NHPC will also submit a detailed project report for the 642MW Shwezaye hydroelectric project by March, said D.P. Bhargava, director, technical at NHPC.
Myanmar borders China and India, the world’s two fastest-growing economies, and has natural gas reserves of 89.72 trillion cubic feet (tcf), of which 18.01 tcf can be easily extracted and tapped. China and India are competing with each other in Africa, Asia and Latin America in a race for resources to fuel their economies.
The delayed Tamanthi and Shwezaye projects, part of India’s economic diplomacy initiative to engage Myanmar, are located on the Chindwin river, the largest tributary of the Irrawaddy, Myanmar’s key commercial waterway.
The cost of the project, which requires the building of a transmission link to India, is estimated at Rs 25,000 crore. A power transmission link with Myanmar would help create an electricity grid of countries of the South Asian Association for Regional Cooperation (Saarc). The Saarc grid envisaged meeting electricity demands and boosting economic and political ties in the region.
The detailed project report will be the basis for the execution of the two capital-intensive power projects, which involve resettlement of local residents and the ability to withstand unexpected floods.
India’s foreign ministry will underwrite Rs 40 crore that NHPC will spend on hydrological studies required to build the power plants.
“We will be submitting the reports to MEA (ministry of external affairs) and DoP (department of power) in the Myanmar government.
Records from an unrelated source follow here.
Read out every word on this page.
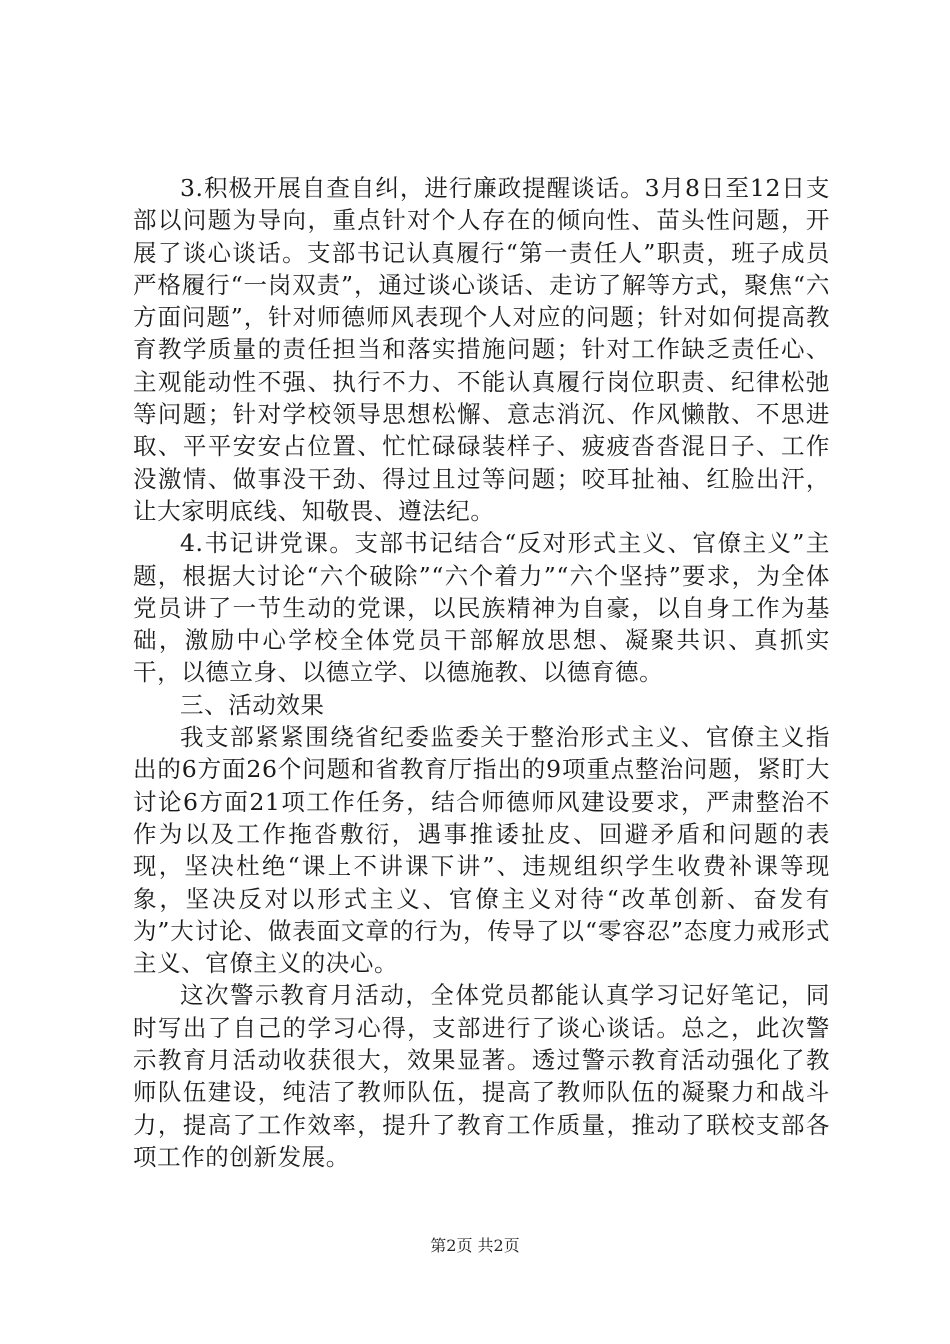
3.积极开展自查自纠，进行廉政提醒谈话。3月8日至12日支部以问题为导向，重点针对个人存在的倾向性、苗头性问题，开展了谈心谈话。支部书记认真履行“第一责任人”职责，班子成员严格履行“一岗双责”，通过谈心谈话、走访了解等方式，聚焦“六方面问题”，针对师德师风表现个人对应的问题；针对如何提高教育教学质量的责任担当和落实措施问题；针对工作缺乏责任心、主观能动性不强、执行不力、不能认真履行岗位职责、纪律松弛等问题；针对学校领导思想松懈、意志消沉、作风懒散、不思进取、平平安安占位置、忙忙碌碌装样子、疲疲沓沓混日子、工作没激情、做事没干劲、得过且过等问题；咬耳扯袖、红脸出汗，让大家明底线、知敬畏、遵法纪。

4.书记讲党课。支部书记结合“反对形式主义、官僚主义”主题，根据大讨论“六个破除”“六个着力”“六个坚持”要求，为全体党员讲了一节生动的党课，以民族精神为自豪，以自身工作为基础，激励中心学校全体党员干部解放思想、凝聚共识、真抓实干，以德立身、以德立学、以德施教、以德育德。

三、活动效果

我支部紧紧围绕省纪委监委关于整治形式主义、官僚主义指出的6方面26个问题和省教育厅指出的9项重点整治问题，紧盯大讨论6方面21项工作任务，结合师德师风建设要求，严肃整治不作为以及工作拖沓敷衍，遇事推诿扯皮、回避矛盾和问题的表现，坚决杜绝“课上不讲课下讲”、违规组织学生收费补课等现象，坚决反对以形式主义、官僚主义对待“改革创新、奋发有为”大讨论、做表面文章的行为，传导了以“零容忍”态度力戒形式主义、官僚主义的决心。

这次警示教育月活动，全体党员都能认真学习记好笔记，同时写出了自己的学习心得，支部进行了谈心谈话。总之，此次警示教育月活动收获很大，效果显著。透过警示教育活动强化了教师队伍建设，纯洁了教师队伍，提高了教师队伍的凝聚力和战斗力，提高了工作效率，提升了教育工作质量，推动了联校支部各项工作的创新发展。

第2页 共2页
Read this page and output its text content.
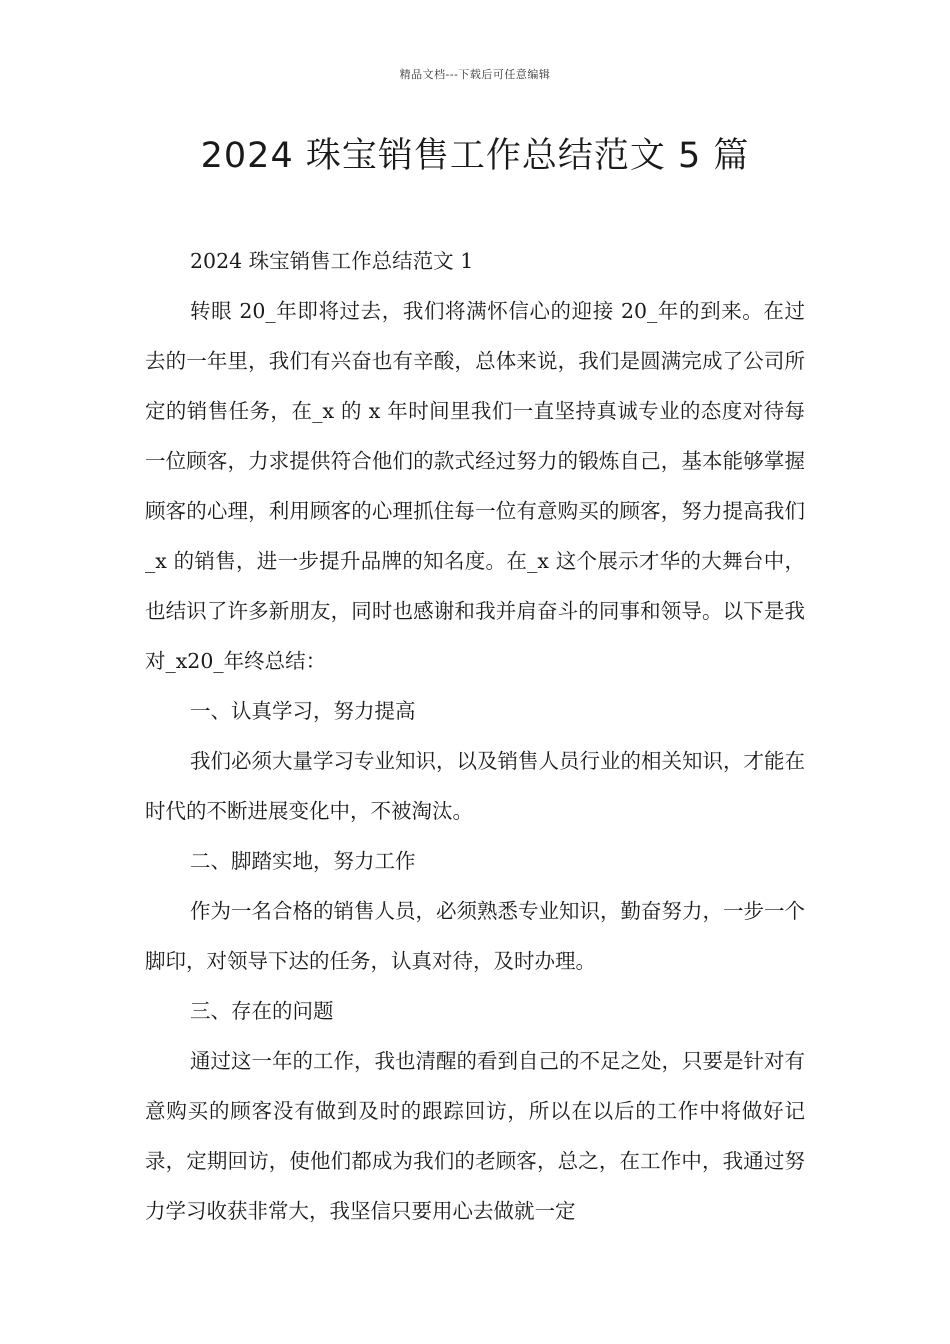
精品文档---下载后可任意编辑
2024 珠宝销售工作总结范文 5 篇

2024 珠宝销售工作总结范文 1

转眼 20_年即将过去，我们将满怀信心的迎接 20_年的到来。在过去的一年里，我们有兴奋也有辛酸，总体来说，我们是圆满完成了公司所定的销售任务，在_x 的 x 年时间里我们一直坚持真诚专业的态度对待每一位顾客，力求提供符合他们的款式经过努力的锻炼自己，基本能够掌握顾客的心理，利用顾客的心理抓住每一位有意购买的顾客，努力提高我们_x 的销售，进一步提升品牌的知名度。在_x 这个展示才华的大舞台中，也结识了许多新朋友，同时也感谢和我并肩奋斗的同事和领导。以下是我对_x20_年终总结：

一、认真学习，努力提高

我们必须大量学习专业知识，以及销售人员行业的相关知识，才能在时代的不断进展变化中，不被淘汰。

二、脚踏实地，努力工作

作为一名合格的销售人员，必须熟悉专业知识，勤奋努力，一步一个脚印，对领导下达的任务，认真对待，及时办理。

三、存在的问题

通过这一年的工作，我也清醒的看到自己的不足之处，只要是针对有意购买的顾客没有做到及时的跟踪回访，所以在以后的工作中将做好记录，定期回访，使他们都成为我们的老顾客，总之，在工作中，我通过努力学习收获非常大，我坚信只要用心去做就一定
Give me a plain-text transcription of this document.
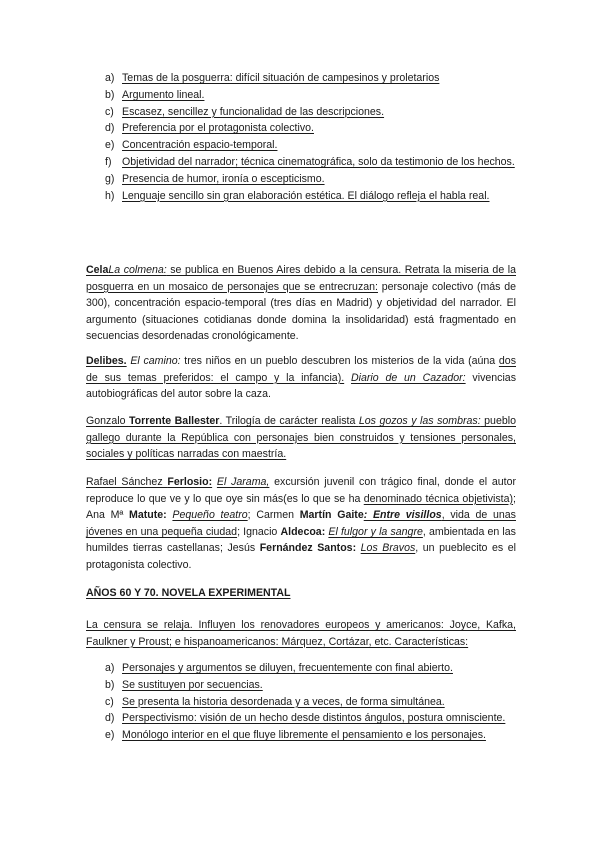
a) Temas de la posguerra: difícil situación de campesinos y proletarios
b) Argumento lineal.
c) Escasez, sencillez y funcionalidad de las descripciones.
d) Preferencia por el protagonista colectivo.
e) Concentración espacio-temporal.
f) Objetividad del narrador; técnica cinematográfica, solo da testimonio de los hechos.
g) Presencia de humor, ironía o escepticismo.
h) Lenguaje sencillo sin gran elaboración estética. El diálogo refleja el habla real.

CelaLa colmena: se publica en Buenos Aires debido a la censura. Retrata la miseria de la posguerra en un mosaico de personajes que se entrecruzan: personaje colectivo (más de 300), concentración espacio-temporal (tres días en Madrid) y objetividad del narrador. El argumento (situaciones cotidianas donde domina la insolidaridad) está fragmentado en secuencias desordenadas cronológicamente.

Delibes. El camino: tres niños en un pueblo descubren los misterios de la vida (aúna dos de sus temas preferidos: el campo y la infancia). Diario de un Cazador: vivencias autobiográficas del autor sobre la caza.

Gonzalo Torrente Ballester. Trilogía de carácter realista Los gozos y las sombras: pueblo gallego durante la República con personajes bien construidos y tensiones personales, sociales y políticas narradas con maestría.

Rafael Sánchez Ferlosio: El Jarama, excursión juvenil con trágico final, donde el autor reproduce lo que ve y lo que oye sin más(es lo que se ha denominado técnica objetivista); Ana Mª Matute: Pequeño teatro; Carmen Martín Gaite: Entre visillos, vida de unas jóvenes en una pequeña ciudad; Ignacio Aldecoa: El fulgor y la sangre, ambientada en las humildes tierras castellanas; Jesús Fernández Santos: Los Bravos, un pueblecito es el protagonista colectivo.

AÑOS 60 Y 70. NOVELA EXPERIMENTAL

La censura se relaja. Influyen los renovadores europeos y americanos: Joyce, Kafka, Faulkner y Proust; e hispanoamericanos: Márquez, Cortázar, etc. Características:

a) Personajes y argumentos se diluyen, frecuentemente con final abierto.
b) Se sustituyen por secuencias.
c) Se presenta la historia desordenada y a veces, de forma simultánea.
d) Perspectivismo: visión de un hecho desde distintos ángulos, postura omnisciente.
e) Monólogo interior en el que fluye libremente el pensamiento e los personajes.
Post the submission of the detailed project report, it is for the government of India to decide whether we should construct it or not,” said Bhargava.
The Chindwin river originates in the Kumaon range and has a catchment area of 115,300 sq. km. Tamanthi is in north Myanmar. Once completed, the project will help control floods and provide water for irrigation in the region. India will receive the bulk of the power generated. Myanmar has hydroelectric power potential of 39,720MW and an installed capacity of 747MW.
The embassy of Myanmar in New Delhi didn’t respond to phone calls. The spokesman of the Indian foreign ministry didn’t immediately respond to a message left at his office.
India is Myanmar’s fourth largest export market and its fifth largest trading partner with total bilateral trade of around $1.5 billion.
NHPC had earlier been criticized by the Indian ambassador to Myanmar over delays in updating the project reports for the strategic projects. the company had earlier submitted reviews of feasibility reports for the Tamanthi and Shwezaye projects to India’s foreign and power ministry and had highlighted some issues that had to be studied and updated.
Subsequently, the reports were accepted by the department of hydropower implementation of the Myanmar government. The feasibility reports of Tamanthi and Shwezaye were prepared by Switzerland’s Colenco Power Engineering Ltd and Japan’s Kansai Electric Power Co. Inc., respectively.